Like I said a couple of days ago, I hate September baseball in the absence of real pennant races: if it wasn't September, rosters wouldn't have expanded. If rosters weren't expanded, the Sentimental Scott Proctor Nostalgic Reunion Tour wouldn't be playing on Broadway. If the Sentimental Scott Proctor Nostalgic Reunion Tour wasn't playing on Broadway, he wouldn't be coughing up games. I don't mind when a team loses a game; they're all going to do that. I mind when they lose with less than their best because it judges the game not to be worth deploying the team's best talent, which in this case is to say an inning of Mariano Rivera.
Or maybe Joe Girardi was just saving Rivera for a lead, you know--the old "can't use your closer in a tie game on the road" thing, which is a lot like not taking an aspirin for your migraine because you're saving it for a hypothetical worse migraine. Meanwhile, Rafael Soriano is back to looking like a boondoggle and Boone Logan has allowed a .462 slugging percentage to left-handed hitting. Fortunately, in the postseason these problems can be avoided by skipping them wherever possible. Better to go with one of your righties who has everything working than a high-priced righty who doesn't, or for that matter a low-priced lefty. No one can second-guess going against the orthodoxy when the orthodox solutions are broken.
And, of course, Proctor won't be hanging around.
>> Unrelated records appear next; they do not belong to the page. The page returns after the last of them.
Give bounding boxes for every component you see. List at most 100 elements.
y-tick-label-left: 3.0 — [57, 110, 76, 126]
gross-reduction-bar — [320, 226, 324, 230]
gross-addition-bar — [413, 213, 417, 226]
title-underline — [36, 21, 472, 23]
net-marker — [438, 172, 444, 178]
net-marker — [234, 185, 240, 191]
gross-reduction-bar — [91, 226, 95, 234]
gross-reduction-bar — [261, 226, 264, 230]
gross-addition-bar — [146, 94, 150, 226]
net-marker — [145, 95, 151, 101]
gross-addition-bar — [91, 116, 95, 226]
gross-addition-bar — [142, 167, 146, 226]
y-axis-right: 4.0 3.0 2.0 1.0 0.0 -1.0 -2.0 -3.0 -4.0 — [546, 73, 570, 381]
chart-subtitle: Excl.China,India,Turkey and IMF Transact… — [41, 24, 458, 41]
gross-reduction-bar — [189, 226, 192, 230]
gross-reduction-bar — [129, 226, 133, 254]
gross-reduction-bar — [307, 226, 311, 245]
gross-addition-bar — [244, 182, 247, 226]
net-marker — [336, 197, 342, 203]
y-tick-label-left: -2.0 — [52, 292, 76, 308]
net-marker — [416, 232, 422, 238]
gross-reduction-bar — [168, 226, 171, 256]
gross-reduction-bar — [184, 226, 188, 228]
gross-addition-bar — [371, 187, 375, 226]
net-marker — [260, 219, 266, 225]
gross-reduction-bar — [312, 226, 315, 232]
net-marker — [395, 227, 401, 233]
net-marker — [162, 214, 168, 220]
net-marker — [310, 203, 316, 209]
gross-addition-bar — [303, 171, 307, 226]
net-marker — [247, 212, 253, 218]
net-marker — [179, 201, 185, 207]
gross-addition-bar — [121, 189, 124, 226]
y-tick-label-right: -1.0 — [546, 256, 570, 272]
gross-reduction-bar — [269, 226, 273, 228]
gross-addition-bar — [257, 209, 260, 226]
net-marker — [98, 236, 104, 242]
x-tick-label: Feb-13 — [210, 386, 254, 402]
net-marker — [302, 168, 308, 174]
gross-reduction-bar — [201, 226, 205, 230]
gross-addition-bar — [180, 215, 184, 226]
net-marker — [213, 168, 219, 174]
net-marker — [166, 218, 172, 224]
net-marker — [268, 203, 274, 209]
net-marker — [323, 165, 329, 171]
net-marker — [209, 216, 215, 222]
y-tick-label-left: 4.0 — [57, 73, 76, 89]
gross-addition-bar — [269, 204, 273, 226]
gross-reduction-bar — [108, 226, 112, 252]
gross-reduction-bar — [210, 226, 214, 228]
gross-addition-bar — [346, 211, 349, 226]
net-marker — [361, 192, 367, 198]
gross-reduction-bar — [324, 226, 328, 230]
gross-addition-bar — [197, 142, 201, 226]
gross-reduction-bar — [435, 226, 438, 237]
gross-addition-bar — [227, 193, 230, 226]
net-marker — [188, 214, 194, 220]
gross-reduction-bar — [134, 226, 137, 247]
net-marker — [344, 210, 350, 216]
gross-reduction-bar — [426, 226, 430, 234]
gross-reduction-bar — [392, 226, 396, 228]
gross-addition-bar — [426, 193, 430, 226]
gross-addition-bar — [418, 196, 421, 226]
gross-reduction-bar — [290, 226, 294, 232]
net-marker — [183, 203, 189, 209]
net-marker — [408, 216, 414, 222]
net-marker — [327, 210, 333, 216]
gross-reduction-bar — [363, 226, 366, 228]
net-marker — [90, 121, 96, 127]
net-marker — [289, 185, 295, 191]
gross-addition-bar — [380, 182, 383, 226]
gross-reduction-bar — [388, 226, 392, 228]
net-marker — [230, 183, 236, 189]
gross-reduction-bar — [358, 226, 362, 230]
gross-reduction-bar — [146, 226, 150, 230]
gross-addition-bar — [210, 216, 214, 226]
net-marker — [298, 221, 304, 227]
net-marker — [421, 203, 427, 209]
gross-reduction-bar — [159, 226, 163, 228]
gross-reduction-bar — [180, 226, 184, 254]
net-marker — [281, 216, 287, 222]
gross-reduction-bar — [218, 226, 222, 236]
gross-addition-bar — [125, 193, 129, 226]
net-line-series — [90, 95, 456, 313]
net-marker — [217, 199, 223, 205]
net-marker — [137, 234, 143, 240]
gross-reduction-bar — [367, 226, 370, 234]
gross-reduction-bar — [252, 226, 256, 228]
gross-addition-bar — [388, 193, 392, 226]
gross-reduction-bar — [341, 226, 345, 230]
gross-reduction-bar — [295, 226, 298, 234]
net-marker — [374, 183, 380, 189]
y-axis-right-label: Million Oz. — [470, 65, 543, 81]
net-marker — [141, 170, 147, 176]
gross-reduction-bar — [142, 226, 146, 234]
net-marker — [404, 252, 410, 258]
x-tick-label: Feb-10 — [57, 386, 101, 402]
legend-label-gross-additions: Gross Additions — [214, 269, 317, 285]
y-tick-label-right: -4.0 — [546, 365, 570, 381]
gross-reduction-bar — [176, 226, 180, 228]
It's fascinating that home field and postseason opponent somehow become deemphasized in September simply because managers have the luxury of giving their regulars a blow. In the Yankees' case, when their postseason birth is more or less assured, maybe it is, but from a fannish perspective (not my usual vantage point, I know), it's bad show, less than the whole effort. The Braves and the Dodgers have already proved that Joe Torre wrung all the value there was out of Proctor's arm five years ago. If these innings were going to a kid, you could at least argue that the Yankees were in the process of learning valuable things for next year, if not for this year's playoffs, where a kid could prove to be a bullpen secret weapon, like David Price a few years ago, or Francisco Rodriguez in 2002--something Brian Cashman should remember very clearly, given that kid K-Rod picked up two wins against the Yankees that fall.
Proctor isn't that, though. It's just innings absorbed to no useful gain for anyone--not for now, not for the future.